I shoved my chair at the table and the brief wind ruffled the top photo, revealing another beneath. The subject captured my attention more than the construction. Standing next to my father, crossing two trowels over his chest like a mortar warrior, was Aulus.
There was a shy smirk before Dad explained. “Uhhh, that’s the day we finished brickwork on the keep’s roof.”
My mouth fell open. “What about Gladys and Tank? You recruit them too?”
“No. You know Aul. Volunteered. Couldn’t help himself.” Dad pulled a chair out for me and patted the air.
I turned to Uncle Warren. “So he wasn’t helping you build out the basement?” For weeks Aulus had disappeared for hours at a time, and when I asked where he’d been, he claimed he’d been finishing out Warren’s basement.
Uncle Warren pinks.
Every man in my life sat on a throne of lies. I folded the photo of my cousin into a tiny square, shoved the cardstock into the pocket of my shorts, and nodded curtly before walking into the garage. Dad called after me, “You’re missing the point. We own a castle.” And then another time with joyful oomph. “We own a castle.”

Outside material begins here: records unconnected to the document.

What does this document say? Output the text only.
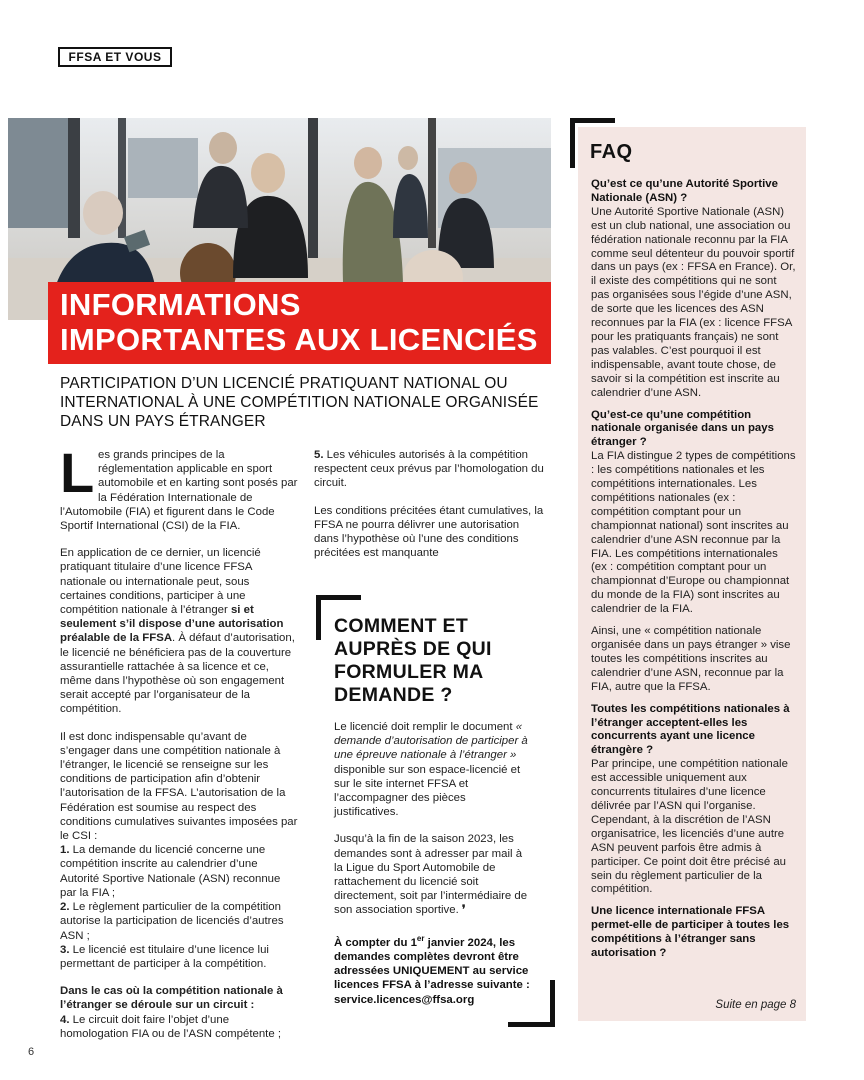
FFSA ET VOUS
INFORMATIONS
IMPORTANTES AUX LICENCIÉS
PARTICIPATION D’UN LICENCIÉ PRATIQUANT NATIONAL OU INTERNATIONAL À UNE COMPÉTITION NATIONALE ORGANISÉE DANS UN PAYS ÉTRANGER

L es grands principes de la réglementation applicable en sport automobile et en karting sont posés par la Fédération Internationale de l’Automobile (FIA) et figurent dans le Code Sportif International (CSI) de la FIA.

En application de ce dernier, un licencié pratiquant titulaire d’une licence FFSA nationale ou internationale peut, sous certaines conditions, participer à une compétition nationale à l’étranger si et seulement s’il dispose d’une autorisation préalable de la FFSA. À défaut d’autorisation, le licencié ne bénéficiera pas de la couverture assurantielle rattachée à sa licence et ce, même dans l’hypothèse où son engagement serait accepté par l’organisateur de la compétition.

Il est donc indispensable qu’avant de s’engager dans une compétition nationale à l’étranger, le licencié se renseigne sur les conditions de participation afin d’obtenir l’autorisation de la FFSA. L’autorisation de la Fédération est soumise au respect des conditions cumulatives suivantes imposées par le CSI :
1. La demande du licencié concerne une compétition inscrite au calendrier d’une Autorité Sportive Nationale (ASN) reconnue par la FIA ;
2. Le règlement particulier de la compétition autorise la participation de licenciés d’autres ASN ;
3. Le licencié est titulaire d’une licence lui permettant de participer à la compétition.

Dans le cas où la compétition nationale à l’étranger se déroule sur un circuit :
4. Le circuit doit faire l’objet d’une homologation FIA ou de l’ASN compétente ;

5. Les véhicules autorisés à la compétition respectent ceux prévus par l’homologation du circuit.

Les conditions précitées étant cumulatives, la FFSA ne pourra délivrer une autorisation dans l’hypothèse où l’une des conditions précitées est manquante

COMMENT ET AUPRÈS DE QUI FORMULER MA DEMANDE ?

Le licencié doit remplir le document « demande d’autorisation de participer à une épreuve nationale à l’étranger » disponible sur son espace-licencié et sur le site internet FFSA et l’accompagner des pièces justificatives.

Jusqu’à la fin de la saison 2023, les demandes sont à adresser par mail à la Ligue du Sport Automobile de rattachement du licencié soit directement, soit par l’intermédiaire de son association sportive. ❜

À compter du 1er janvier 2024, les demandes complètes devront être adressées UNIQUEMENT au service licences FFSA à l’adresse suivante : service.licences@ffsa.org
FAQ

Qu’est ce qu’une Autorité Sportive Nationale (ASN) ?

Une Autorité Sportive Nationale (ASN) est un club national, une association ou fédération nationale reconnu par la FIA comme seul détenteur du pouvoir sportif dans un pays (ex : FFSA en France). Or, il existe des compétitions qui ne sont pas organisées sous l’égide d’une ASN, de sorte que les licences des ASN reconnues par la FIA (ex : licence FFSA pour les pratiquants français) ne sont pas valables. C’est pourquoi il est indispensable, avant toute chose, de savoir si la compétition est inscrite au calendrier d’une ASN.

Qu’est-ce qu’une compétition nationale organisée dans un pays étranger ?

La FIA distingue 2 types de compétitions : les compétitions nationales et les compétitions internationales. Les compétitions nationales (ex : compétition comptant pour un championnat national) sont inscrites au calendrier d’une ASN reconnue par la FIA. Les compétitions internationales (ex : compétition comptant pour un championnat d’Europe ou championnat du monde de la FIA) sont inscrites au calendrier de la FIA.

Ainsi, une « compétition nationale organisée dans un pays étranger » vise toutes les compétitions inscrites au calendrier d’une ASN, reconnue par la FIA, autre que la FFSA.

Toutes les compétitions nationales à l’étranger acceptent-elles les concurrents ayant une licence étrangère ?

Par principe, une compétition nationale est accessible uniquement aux concurrents titulaires d’une licence délivrée par l’ASN qui l’organise. Cependant, à la discrétion de l’ASN organisatrice, les licenciés d’une autre ASN peuvent parfois être admis à participer. Ce point doit être précisé au sein du règlement particulier de la compétition.

Une licence internationale FFSA permet-elle de participer à toutes les compétitions à l’étranger sans autorisation ?

Suite en page 8
6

I upended papers on the garage workbench and they fluttered into Aulus’s free weights. Dad bought the set for Aul’s twelfth birthday. The two spent hours out here fighting the good war against eighth-grade scrawniness. He’d been here last night, clanking and heaving.
Aulus’s dad and mine are the brother kind of cousins. The stand-up-at-weddings-and-carry-caskets kind of cousins. So when Scottie tapped out on fatherhood, Dad punched him in the nose and tapped in. They talk every Sunday morning even though Scottie never calls his son. Aul became a fixture, regular as the coffeepot or couch, another brother kind of cousin. Until I saw that picture of him at the castle, I’d mistakenly believed he was more mine than Dad’s. And that I was more Dad’s than Aulus.

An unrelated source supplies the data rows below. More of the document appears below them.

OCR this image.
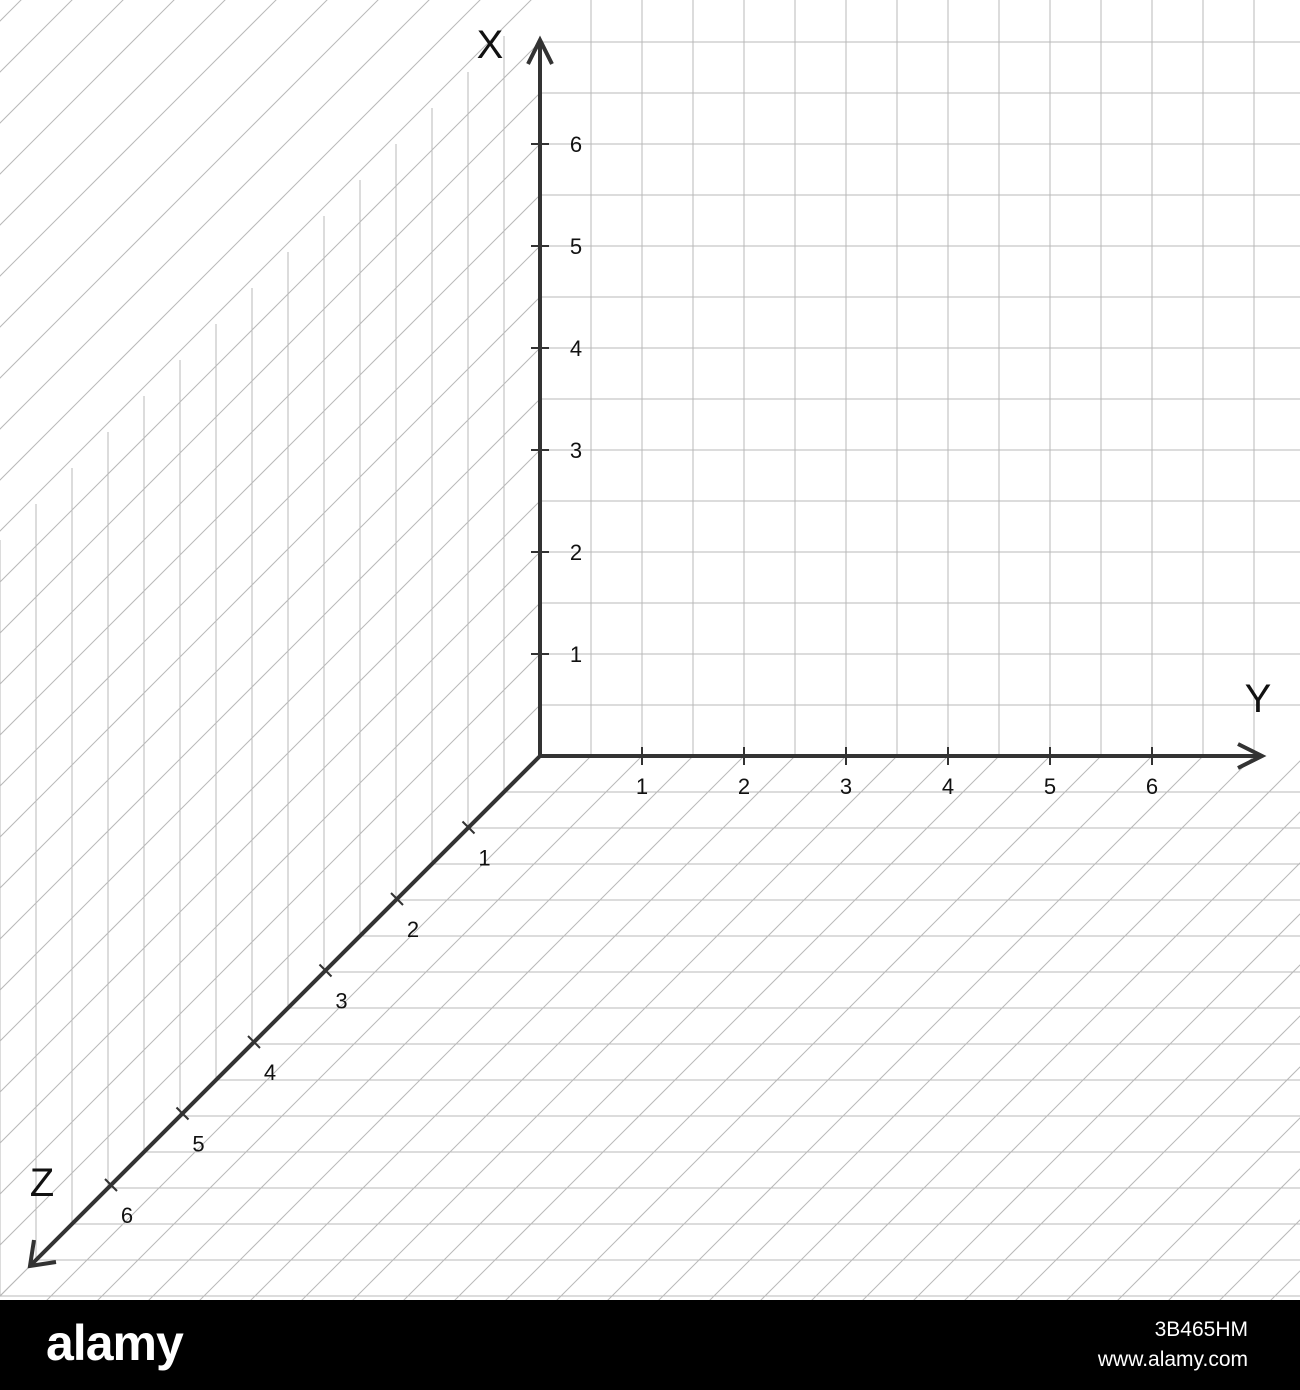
1
2
3
4
5
6
1	2	3	4	5	6
1
2
3
4
5
6
X
Y
Z
alamy	3B465HM
www.alamy.com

They’d hidden a castle from me. A bona fide castle.
My Rollerblades were in a box next to the Christmas tree and I slung them over my shoulder as if I were off to war. Dad and Uncle Warren, unmoved by my return from the garage, examined the blueprint and argued support structures.
I leaned against the fridge. “Is he working with you today?”
Dad knew I meant Aulus. “Nope.” He pitched something through the air. I stepped aside and whatever it was slid along the countertop and stopped at the sugar bowl. “I had a key made for you too,” he said. “So you can come and go as you want, maybe help bring her to life.” There was a twinkle of hope in his eyes.
The camo key was attached to a dangling silver castle. I ignored my welcome favor to grab the portable phone. I dialed. Leo, Aulus’s uncle on his mom’s side, barked hello.
“It’s Thea,” I said. Leo’s box fan purred. The lever on his recliner clunked. He did his heavy mouth-breathing thing as he leaned around the front porch to see if the quattro was parked beneath the carport. “Kid’s out. Want me to give him a message?”
Oh, did I ever.
“When he’s back home, tell him . . . tell him . . . tell him . . . I’m gonna kill him.”
That was June 2nd. Aulus never came home.